Who are you going to vote for? I hate that question mainly because the answer I give usually turns into an argument with whomever may have asked it.  For most people there is a "right" answer to that question, or at the very least an acceptable "wrong" answer, but very few people are willing to even try to dialogue with someone who says: "I'm not voting."  The only response I ever seem to get to that is one of frustration often with a side of anger.  Things are said like "Well then I better never hear you complain about things!" or "You are neglecting your duty!" or "How can you not use the great freedom you have, do you not care?!?"

Yet when I ask them why they feel this way, and to help me see what I might be missing, they tend to speak to the exact things I've thought about time and again as voting seasons come and go each and every year.  Let me first address the 3 big reactionary statements listed above because I feel those are a bigger issue than what I really want to talk about.  

"You don't vote, you don't get to talk" is a bull response.  I don't get to say "I wish we had a different X" or "If Y had just gone the other way."  I'll agree with that.  But can I still say my views on social, family, world, and even government issues?

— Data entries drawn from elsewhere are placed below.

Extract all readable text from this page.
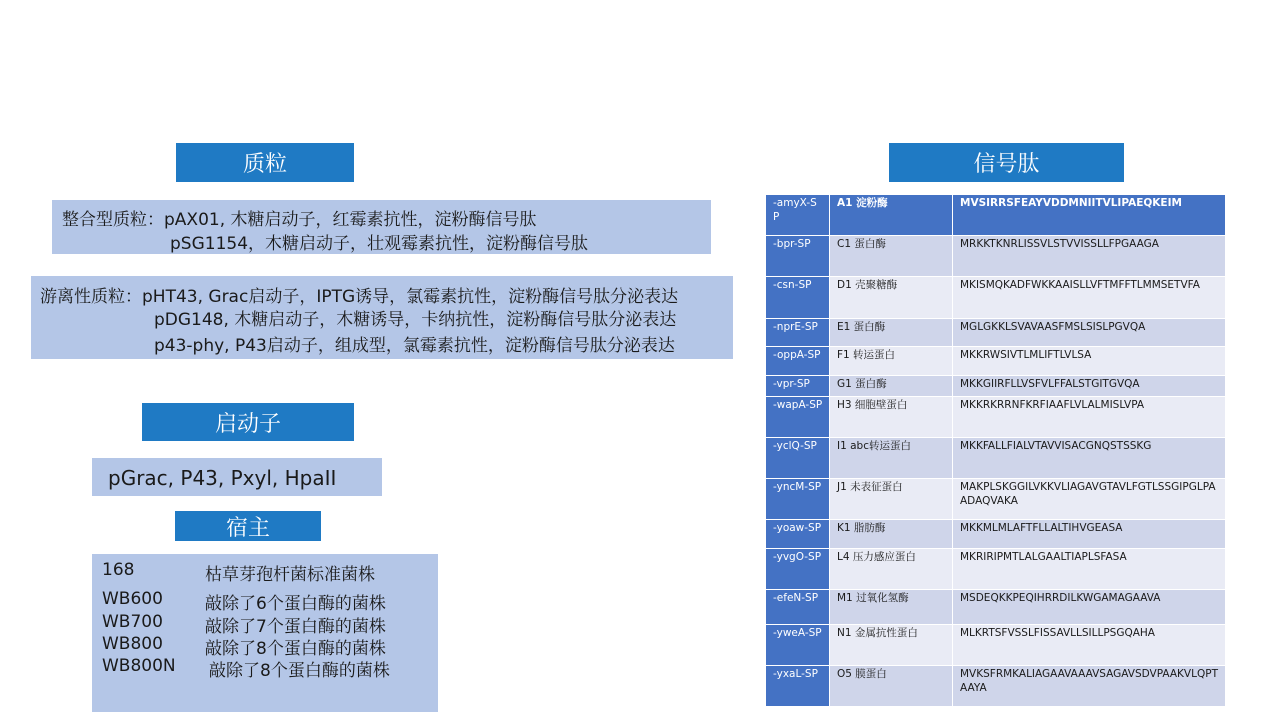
质粒
整合型质粒：pAX01, 木糖启动子，红霉素抗性，淀粉酶信号肽
pSG1154，木糖启动子，壮观霉素抗性，淀粉酶信号肽
游离性质粒：pHT43, Grac启动子，IPTG诱导，氯霉素抗性，淀粉酶信号肽分泌表达
pDG148, 木糖启动子，木糖诱导，卡纳抗性，淀粉酶信号肽分泌表达
p43-phy, P43启动子，组成型，氯霉素抗性，淀粉酶信号肽分泌表达
启动子
pGrac, P43, Pxyl, HpaII
宿主
168	枯草芽孢杆菌标准菌株
WB600 敲除了6个蛋白酶的菌株
WB700 敲除了7个蛋白酶的菌株
WB800 敲除了8个蛋白酶的菌株
WB800N 敲除了8个蛋白酶的菌株
信号肽
-amyX-SP	A1 淀粉酶	MVSIRRSFEAYVDDMNIITVLIPAEQKEIM
-bpr-SP	C1 蛋白酶	MRKKTKNRLISSVLSTVVISSLLFPGAAGA
-csn-SP	D1 壳聚糖酶	MKISMQKADFWKKAAISLLVFTMFFTLMMSETVFA
-nprE-SP	E1 蛋白酶	MGLGKKLSVAVAASFMSLSISLPGVQA
-oppA-SP	F1 转运蛋白	MKKRWSIVTLMLIFTLVLSA
-vpr-SP	G1 蛋白酶	MKKGIIRFLLVSFVLFFALSTGITGVQA
-wapA-SP	H3 细胞壁蛋白	MKKRKRRNFKRFIAAFLVLALMISLVPA
-yclQ-SP	I1 abc转运蛋白	MKKFALLFIALVTAVVISACGNQSTSSKG
-yncM-SP	J1 未表征蛋白	MAKPLSKGGILVKKVLIAGAVGTAVLFGTLSSGIPGLPAADAQVAKA
-yoaw-SP	K1 脂肪酶	MKKMLMLAFTFLLALTIHVGEASA
-yvgO-SP	L4 压力感应蛋白	MKRIRIPMTLALGAALTIAPLSFASA
-efeN-SP	M1 过氧化氢酶	MSDEQKKPEQIHRRDILKWGAMAGAAVA
-yweA-SP	N1 金属抗性蛋白	MLKRTSFVSSLFISSAVLLSILLPSGQAHA
-yxaL-SP	O5 膜蛋白	MVKSFRMKALIAGAAVAAAVSAGAVSDVPAAKVLQPTAAYA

Yes, I'm still welcome in the world of the public square and honestly I'm quite active there, I just don't vote instead choosing to act in other forms.

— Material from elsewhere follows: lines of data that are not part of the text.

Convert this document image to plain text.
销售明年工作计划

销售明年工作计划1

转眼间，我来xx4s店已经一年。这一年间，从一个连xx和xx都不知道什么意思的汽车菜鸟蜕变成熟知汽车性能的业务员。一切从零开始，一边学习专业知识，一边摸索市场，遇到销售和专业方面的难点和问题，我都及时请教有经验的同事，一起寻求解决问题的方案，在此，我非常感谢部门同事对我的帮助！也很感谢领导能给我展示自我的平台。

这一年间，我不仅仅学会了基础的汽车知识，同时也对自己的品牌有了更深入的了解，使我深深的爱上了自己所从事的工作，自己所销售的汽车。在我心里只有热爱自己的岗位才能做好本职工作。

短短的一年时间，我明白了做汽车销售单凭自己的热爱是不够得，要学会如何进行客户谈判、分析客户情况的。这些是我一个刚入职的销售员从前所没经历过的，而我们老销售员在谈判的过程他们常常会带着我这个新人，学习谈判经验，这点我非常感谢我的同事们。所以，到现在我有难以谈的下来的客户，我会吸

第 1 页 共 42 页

"You have a duty, You must use your freedoms."  You know what makes things free? They're not your duty and you don't have to do things. There are lots of freedoms that I don't use and there are good reasons why I don't.  For example, I don't bear arms, and there are many who agree with that choice, so why is voting different? Also, do you know what I feel my duty is?  Love others, Love God, Love creation, act as a good steward and servant through faithfully discerned actions.  That (in my case) doesn't include voting. 

Okay, now that all of that is out of the way:  Why don't I vote?  I wish there was a simple way to state this that everyone would understand and not just ignore as if I'm ignorant, but I know my reasons aren't that understandable to most, especially when I tell them that I WANT them to vote.  The simple answer is that in my lifetime of discerning my call from God, voting has never been something I've discerned as an act faithful to my understanding of that call.  

That though is just a reactionary answer.  The deep answer is that I feel very called to certain acts of ministry, certain stances on what it means to act as a Christian, certain things that God has placed before me, and voting could damage that work, and honestly might be seen by some as hypocritical of what I claim.  

I am called to relational work, work with all those who I come in contact with.  I am called to help them in the moments I have with them and try to empower them going forward.  I expect many readers now are thinking: well that's why you vote, to better empower others and to help them, but that's not where I fit in, I feel that I am called not to change the system, but to be change in the world.  

I am called to love all.  The way our political system is set up, to vote is to choose a side, but this is not God choosing the side of the oppressed, this is us choosing an ideology which we then defend, even as it (as all ideologies do) oppresses others.  My love for all is relational, I can only fully love those I know.  I feel my call is weakened when others see me as a label.  

I am called to a world beyond principalities and powers.  This world for me is not some future place, or some other plane of existence  but here and now within the Kingdom of God here in the Creation of God.  I cannot be part of choosing other powers over God's.  I feel I must be willing to do that which I choose to do regardless of its place within society.  I was once asked by someone upset at me not voting why I didn't go to China or Russia where I couldn't be free.  All I could answer was, "I would like to think the legality of my actions will always be secondary to the faithfulness of those actions."  I cannot be sure that I would actually do so, but here and now in the country in which I live, I will render unto Caesar that which is Caesar's as long as I first render unto God that which is God's.  

I have been called by others a "Utopian Anarchist" and I have redefined that term to fit as a compliment.  I do believe in a world where we will do what is right for one another in all cases without a government to "make it so."  I believe I am called to work towards that world.  There is the need for many to vote for whomever they discern to be the faithful choice as they are able to understand it, for me that need is to not vote, to speak through actions to a world possible regardless of what worldly powers exist.  Jesus did not overthrow the government, Jesus changed the world through his individual actions, changes that have influenced so many to do things in their lives faithfully as well.  God's world is not political, and for me that is key to my faith at this time.